O texto apresentado é obtido de forma automática, não levando em conta elementos gráficos e podendo conter erros. Se encontrar algum erro, por favor informe os serviços através da página de contactos.
Não foi possivel carregar a página pretendida. Reportar Erro

17 DE JANEIRO DE 1964 2917

Estou certo de que o Sr. Ministro das Comunicações, com a colaboração da Direcção-Geral da Aeronáutica Civil, à frente da qual se encontra alguém por quem temos o mais elevado apreço, o Eng.º Vítor Veres, fará tudo o que estiver ao seu alcance para abreviar a conclusão das obras do aeroporto de Santa Catarina e restabelecer, assim, a confiança na regularidade das comunicações para a Madeira, tão abalada pelos acontecimentos dos últimos dias.
Como complemento das comunicações aéreas torna-se indispensável garantir a ligação marítima entre a Madeira e Porto Santo, e já na Assembleia Nacional e na presente legislatura defendi a necessidade de se construir um porto de abrigo nesta ilha.
Logo depois da minha intervenção nesta Câmara tive a honra de ser recebido pelo Sr. Eng.º Arantes e Oliveira, a cuja acção infatigável a Madeira deve, em grande parte, um conjunto de obras do maior vulto no plano regional.

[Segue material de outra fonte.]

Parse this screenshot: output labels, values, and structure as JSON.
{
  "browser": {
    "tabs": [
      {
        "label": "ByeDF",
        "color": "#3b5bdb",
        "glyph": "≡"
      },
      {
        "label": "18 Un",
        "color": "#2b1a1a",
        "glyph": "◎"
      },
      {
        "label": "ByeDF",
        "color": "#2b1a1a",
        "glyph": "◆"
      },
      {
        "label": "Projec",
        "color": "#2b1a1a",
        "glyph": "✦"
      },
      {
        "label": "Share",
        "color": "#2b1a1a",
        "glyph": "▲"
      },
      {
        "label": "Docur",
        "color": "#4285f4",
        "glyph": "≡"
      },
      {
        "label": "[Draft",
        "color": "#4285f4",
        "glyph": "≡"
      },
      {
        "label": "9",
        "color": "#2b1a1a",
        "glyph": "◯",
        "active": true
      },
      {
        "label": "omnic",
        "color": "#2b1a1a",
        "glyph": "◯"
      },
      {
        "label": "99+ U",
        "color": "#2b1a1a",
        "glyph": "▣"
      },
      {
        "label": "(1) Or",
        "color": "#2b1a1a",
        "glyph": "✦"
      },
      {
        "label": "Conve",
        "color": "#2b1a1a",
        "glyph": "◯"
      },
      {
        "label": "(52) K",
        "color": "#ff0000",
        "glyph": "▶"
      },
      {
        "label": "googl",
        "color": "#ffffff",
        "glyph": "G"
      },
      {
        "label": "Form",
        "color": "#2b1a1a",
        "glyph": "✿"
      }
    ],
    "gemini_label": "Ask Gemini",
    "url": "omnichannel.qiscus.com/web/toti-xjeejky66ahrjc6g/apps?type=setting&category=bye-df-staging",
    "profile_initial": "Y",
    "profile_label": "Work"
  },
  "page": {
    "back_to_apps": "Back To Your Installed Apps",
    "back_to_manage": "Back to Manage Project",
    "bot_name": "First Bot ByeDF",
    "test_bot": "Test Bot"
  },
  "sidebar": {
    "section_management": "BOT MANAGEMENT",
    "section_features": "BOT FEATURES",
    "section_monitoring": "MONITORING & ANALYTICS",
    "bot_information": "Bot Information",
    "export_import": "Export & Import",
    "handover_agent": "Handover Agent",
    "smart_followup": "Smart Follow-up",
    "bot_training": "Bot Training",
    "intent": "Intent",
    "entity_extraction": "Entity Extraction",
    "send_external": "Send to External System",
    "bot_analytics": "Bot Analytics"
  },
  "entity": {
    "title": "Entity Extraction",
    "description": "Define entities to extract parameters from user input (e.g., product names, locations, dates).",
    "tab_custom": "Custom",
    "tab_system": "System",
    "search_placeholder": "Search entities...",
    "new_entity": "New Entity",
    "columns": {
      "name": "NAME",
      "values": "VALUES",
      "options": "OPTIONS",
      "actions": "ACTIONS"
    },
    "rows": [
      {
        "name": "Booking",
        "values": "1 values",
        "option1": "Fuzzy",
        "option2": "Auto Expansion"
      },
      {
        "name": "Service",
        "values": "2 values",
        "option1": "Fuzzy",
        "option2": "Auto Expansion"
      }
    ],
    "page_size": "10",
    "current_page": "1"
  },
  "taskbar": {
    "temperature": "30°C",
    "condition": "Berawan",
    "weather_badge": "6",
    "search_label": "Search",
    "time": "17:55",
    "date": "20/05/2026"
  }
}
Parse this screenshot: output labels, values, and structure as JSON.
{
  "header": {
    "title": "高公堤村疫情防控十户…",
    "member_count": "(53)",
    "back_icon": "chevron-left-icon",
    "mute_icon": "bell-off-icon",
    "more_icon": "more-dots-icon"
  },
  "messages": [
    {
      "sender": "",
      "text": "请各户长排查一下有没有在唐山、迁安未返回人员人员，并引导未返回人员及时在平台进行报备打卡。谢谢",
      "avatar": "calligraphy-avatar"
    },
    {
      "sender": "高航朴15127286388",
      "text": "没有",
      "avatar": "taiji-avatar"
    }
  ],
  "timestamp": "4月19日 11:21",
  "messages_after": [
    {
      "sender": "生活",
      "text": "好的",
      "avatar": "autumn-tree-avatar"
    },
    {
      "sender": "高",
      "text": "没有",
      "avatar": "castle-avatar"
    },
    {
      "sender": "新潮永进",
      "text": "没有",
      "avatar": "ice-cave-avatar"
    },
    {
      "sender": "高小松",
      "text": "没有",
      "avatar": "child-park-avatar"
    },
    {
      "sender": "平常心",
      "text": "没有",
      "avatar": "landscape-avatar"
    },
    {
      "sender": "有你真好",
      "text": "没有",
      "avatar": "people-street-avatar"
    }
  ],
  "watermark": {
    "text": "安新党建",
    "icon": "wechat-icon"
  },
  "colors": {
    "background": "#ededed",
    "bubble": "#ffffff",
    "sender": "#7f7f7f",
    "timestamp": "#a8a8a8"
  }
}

Prometeu-me S. Ex.ª o seu melhor interesse para que a construção do porto de abrigo em Porto Santo seja incluída no próximo Plano de Fomento, e essa promessa é bastante para assegurar a realização desse importante melhoramento, que é hoje a principal aspiração da ilha, que foi a primeira descoberta dos Portugueses nos vastos e então desconhecidos caminhos dos mares.
Os que, como eu, há perto de vinte anos, nesta Câmara e junto do Governo têm ininterruptamente procurado interpretar e defender as principais aspirações dessas terras privilegiadas que constituem o arquipélago da Madeira sentem-se já, por vezes, acanhados para pedir, sobretudo quando, em face dos encargos extraordinários que a defesa do ultramar português impõe ao Governo, este não pode satisfazer todos os desejos e anseios dos povos.
Mas neste caso da Madeira estamos chegados ao termo de um grande plano de trabalhos. E é necessário concluí-lo para que se possam tirar todos os benefícios que justificaram a sua execução.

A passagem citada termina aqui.